For what concerns the k-medoid would it be the same if I use a Java edit variable node (connected via Flow variable ports to the Loopcounter and to the k-med node, with the output column set as "value of currentiteration +1") instead of Java snippet(see the attached mini-flow below, is that correct and in line with what you seggested )?
"Now you can choose which result you like best. One idea would be to compute some kind of target function (e.g. inner cluster variance) based on the clustering results and see which k produces the optimal output."
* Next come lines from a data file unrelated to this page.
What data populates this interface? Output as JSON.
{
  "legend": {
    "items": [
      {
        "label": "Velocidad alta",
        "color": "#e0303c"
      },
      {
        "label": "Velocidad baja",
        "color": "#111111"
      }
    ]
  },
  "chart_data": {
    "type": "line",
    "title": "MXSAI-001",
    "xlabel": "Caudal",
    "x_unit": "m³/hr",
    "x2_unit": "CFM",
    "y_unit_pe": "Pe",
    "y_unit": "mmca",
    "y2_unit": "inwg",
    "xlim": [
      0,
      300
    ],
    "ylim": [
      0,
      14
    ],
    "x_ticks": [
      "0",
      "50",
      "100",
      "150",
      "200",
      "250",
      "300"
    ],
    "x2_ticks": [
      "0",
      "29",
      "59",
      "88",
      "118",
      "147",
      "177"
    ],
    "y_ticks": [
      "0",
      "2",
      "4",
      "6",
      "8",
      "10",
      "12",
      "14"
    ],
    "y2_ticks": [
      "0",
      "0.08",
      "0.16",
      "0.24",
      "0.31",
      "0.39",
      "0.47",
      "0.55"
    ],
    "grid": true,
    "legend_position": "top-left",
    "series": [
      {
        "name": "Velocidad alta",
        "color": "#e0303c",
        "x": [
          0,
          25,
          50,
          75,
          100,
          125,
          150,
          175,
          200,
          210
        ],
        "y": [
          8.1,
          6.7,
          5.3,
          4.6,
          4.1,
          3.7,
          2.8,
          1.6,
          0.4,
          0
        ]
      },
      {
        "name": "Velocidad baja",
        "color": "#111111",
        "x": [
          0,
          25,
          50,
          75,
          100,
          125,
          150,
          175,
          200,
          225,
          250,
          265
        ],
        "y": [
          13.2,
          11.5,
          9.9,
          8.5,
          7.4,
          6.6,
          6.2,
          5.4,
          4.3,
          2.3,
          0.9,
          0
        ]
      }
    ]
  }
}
Could it be possible instead of computing the inner cluster variance function(I do not how to calculate it in knime, I guess with math formula node?) choosing the best Loop result graphically? (I attached k-medoid.jpg, a simple example with k=4 and Iterations=3, the highlighted in red is the collection of k-centers with the smallest within-cluster variation).I tried with scatter plot, but maybe I am missing something..
Thanks in advance,
yes you can of course use the Java edit variable node which makes definitely more sense, since you are editing a variable. I confused the Java snippet with the Java edit variable.
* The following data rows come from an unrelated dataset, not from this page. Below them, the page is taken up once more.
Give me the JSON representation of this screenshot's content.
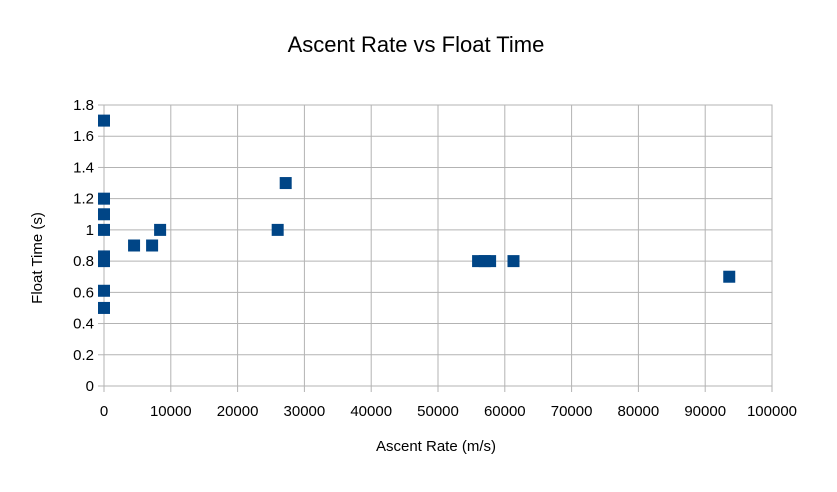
{
  "chart_data": {
    "type": "scatter",
    "title": "Ascent Rate vs Float Time",
    "xlabel": "Ascent Rate (m/s)",
    "ylabel": "Float Time (s)",
    "xlim": [
      0,
      100000
    ],
    "ylim": [
      0,
      1.8
    ],
    "xticks": [
      "0",
      "10000",
      "20000",
      "30000",
      "40000",
      "50000",
      "60000",
      "70000",
      "80000",
      "90000",
      "100000"
    ],
    "yticks": [
      "0",
      "0.2",
      "0.4",
      "0.6",
      "0.8",
      "1",
      "1.2",
      "1.4",
      "1.6",
      "1.8"
    ],
    "grid": true,
    "legend": "none",
    "marker_color": "#004586",
    "series": [
      {
        "points": [
          [
            0,
            1.7
          ],
          [
            0,
            1.2
          ],
          [
            0,
            1.1
          ],
          [
            0,
            1.0
          ],
          [
            0,
            0.83
          ],
          [
            0,
            0.8
          ],
          [
            0,
            0.61
          ],
          [
            0,
            0.5
          ],
          [
            4500,
            0.9
          ],
          [
            7200,
            0.9
          ],
          [
            8400,
            1.0
          ],
          [
            26000,
            1.0
          ],
          [
            27200,
            1.3
          ],
          [
            56000,
            0.8
          ],
          [
            57000,
            0.8
          ],
          [
            57800,
            0.8
          ],
          [
            61300,
            0.8
          ],
          [
            93600,
            0.7
          ]
        ]
      }
    ]
  }
}
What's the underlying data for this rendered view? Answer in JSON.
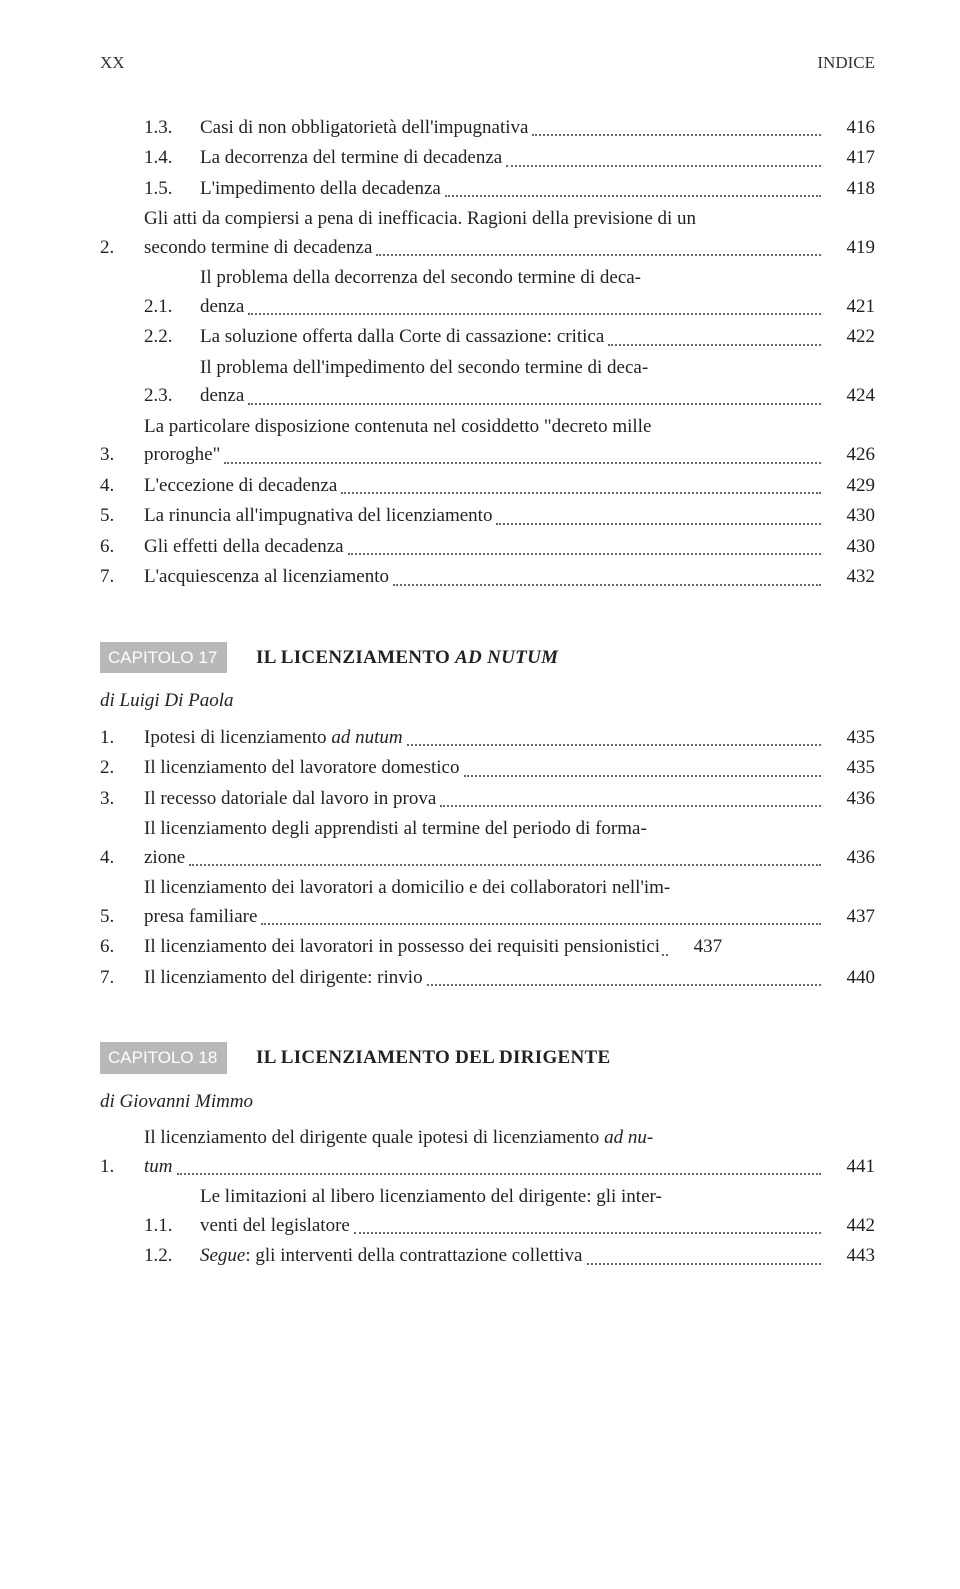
{
  "header": {
    "left": "XX",
    "right": "INDICE"
  },
  "section1": {
    "entries": [
      {
        "num": "1.3.",
        "text": "Casi di non obbligatorietà dell'impugnativa",
        "page": "416",
        "indent": "sub"
      },
      {
        "num": "1.4.",
        "text": "La decorrenza del termine di decadenza",
        "page": "417",
        "indent": "sub"
      },
      {
        "num": "1.5.",
        "text": "L'impedimento della decadenza",
        "page": "418",
        "indent": "sub"
      },
      {
        "num": "2.",
        "text_lines": [
          "Gli atti da compiersi a pena di inefficacia. Ragioni della previsione di un",
          "secondo termine di decadenza"
        ],
        "page": "419",
        "indent": "main"
      },
      {
        "num": "2.1.",
        "text_lines": [
          "Il problema della decorrenza del secondo termine di deca-",
          "denza"
        ],
        "page": "421",
        "indent": "sub"
      },
      {
        "num": "2.2.",
        "text": "La soluzione offerta dalla Corte di cassazione: critica",
        "page": "422",
        "indent": "sub"
      },
      {
        "num": "2.3.",
        "text_lines": [
          "Il problema dell'impedimento del secondo termine di deca-",
          "denza"
        ],
        "page": "424",
        "indent": "sub"
      },
      {
        "num": "3.",
        "text_lines": [
          "La particolare disposizione contenuta nel cosiddetto \"decreto mille",
          "proroghe\""
        ],
        "page": "426",
        "indent": "main"
      },
      {
        "num": "4.",
        "text": "L'eccezione di decadenza",
        "page": "429",
        "indent": "main"
      },
      {
        "num": "5.",
        "text": "La rinuncia all'impugnativa del licenziamento",
        "page": "430",
        "indent": "main"
      },
      {
        "num": "6.",
        "text": "Gli effetti della decadenza",
        "page": "430",
        "indent": "main"
      },
      {
        "num": "7.",
        "text": "L'acquiescenza al licenziamento",
        "page": "432",
        "indent": "main"
      }
    ]
  },
  "chapter17": {
    "badge": "CAPITOLO 17",
    "title_pre": "IL LICENZIAMENTO ",
    "title_ital": "AD NUTUM",
    "author": "di Luigi Di Paola",
    "entries": [
      {
        "num": "1.",
        "text_pre": "Ipotesi di licenziamento ",
        "text_ital": "ad nutum",
        "page": "435",
        "indent": "main"
      },
      {
        "num": "2.",
        "text": "Il licenziamento del lavoratore domestico",
        "page": "435",
        "indent": "main"
      },
      {
        "num": "3.",
        "text": "Il recesso datoriale dal lavoro in prova",
        "page": "436",
        "indent": "main"
      },
      {
        "num": "4.",
        "text_lines": [
          "Il licenziamento degli apprendisti al termine del periodo di forma-",
          "zione"
        ],
        "page": "436",
        "indent": "main"
      },
      {
        "num": "5.",
        "text_lines": [
          "Il licenziamento dei lavoratori a domicilio e dei collaboratori nell'im-",
          "presa familiare"
        ],
        "page": "437",
        "indent": "main"
      },
      {
        "num": "6.",
        "text": "Il licenziamento dei lavoratori in possesso dei requisiti pensionistici",
        "page": "437",
        "indent": "main",
        "short_leader": true
      },
      {
        "num": "7.",
        "text": "Il licenziamento del dirigente: rinvio",
        "page": "440",
        "indent": "main"
      }
    ]
  },
  "chapter18": {
    "badge": "CAPITOLO 18",
    "title": "IL LICENZIAMENTO DEL DIRIGENTE",
    "author": "di Giovanni Mimmo",
    "entries": [
      {
        "num": "1.",
        "text_lines_mixed": [
          {
            "pre": "Il licenziamento del dirigente quale ipotesi di licenziamento ",
            "ital": "ad nu-"
          },
          {
            "ital": "tum"
          }
        ],
        "page": "441",
        "indent": "main"
      },
      {
        "num": "1.1.",
        "text_lines": [
          "Le limitazioni al libero licenziamento del dirigente: gli inter-",
          "venti del legislatore"
        ],
        "page": "442",
        "indent": "sub"
      },
      {
        "num": "1.2.",
        "text_ital_pre": "Segue",
        "text_post": ": gli interventi della contrattazione collettiva",
        "page": "443",
        "indent": "sub"
      }
    ]
  }
}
Choosing the right k can also be done via visualization of the results. When you are able to visualize your data in a meaningful way (in this case it might be not very high dimensional, i guess) this can even be better or easier. What i don't understand exactly is that in all plots the same k (k=4) is used by the k-medoid. So you did not iterate over the k, and incremented it in each iteration? The value (+1) of the "current iteration" flow variable can be used as k value by the k-medoids node. In this way you can try different values for k and choose the best result.
The computation of the inner cluster variance can be done with the GroupBy node. Therefore you need to check the option in the k-medoids dialog "Output relative distances to medoids". The output table will then contain the distances of each row to the medoids in separated columns, together with the cluster assignment. Group over the "Cluster" column (cluster assigment) of the first output table of k-medoids and compute e.g. the mean of these distances (or variance, etc.).
I am new to KNIME and had been enjoying working with it.. I am trying to figure out how to convert Sentences that are being spit out from the Sentence Extractor to Document so inturn I can use for classification as my building a classification model that picks up specific types or forms of sentences from a document..you have mentiooned about it in the first reply to this post.. can you direct me how to do that..?
this is a bit of a detour but it is possible. First extract the sentences of documents using the Sentence Extractor. This node will extract sentences as strings. Next, you need to convert the strings back to documents in order to use the text processing nodes. To do this use the Strings to documents node. Is e.g. an index (string column) as title and the sentence string as text. Then you have documents again.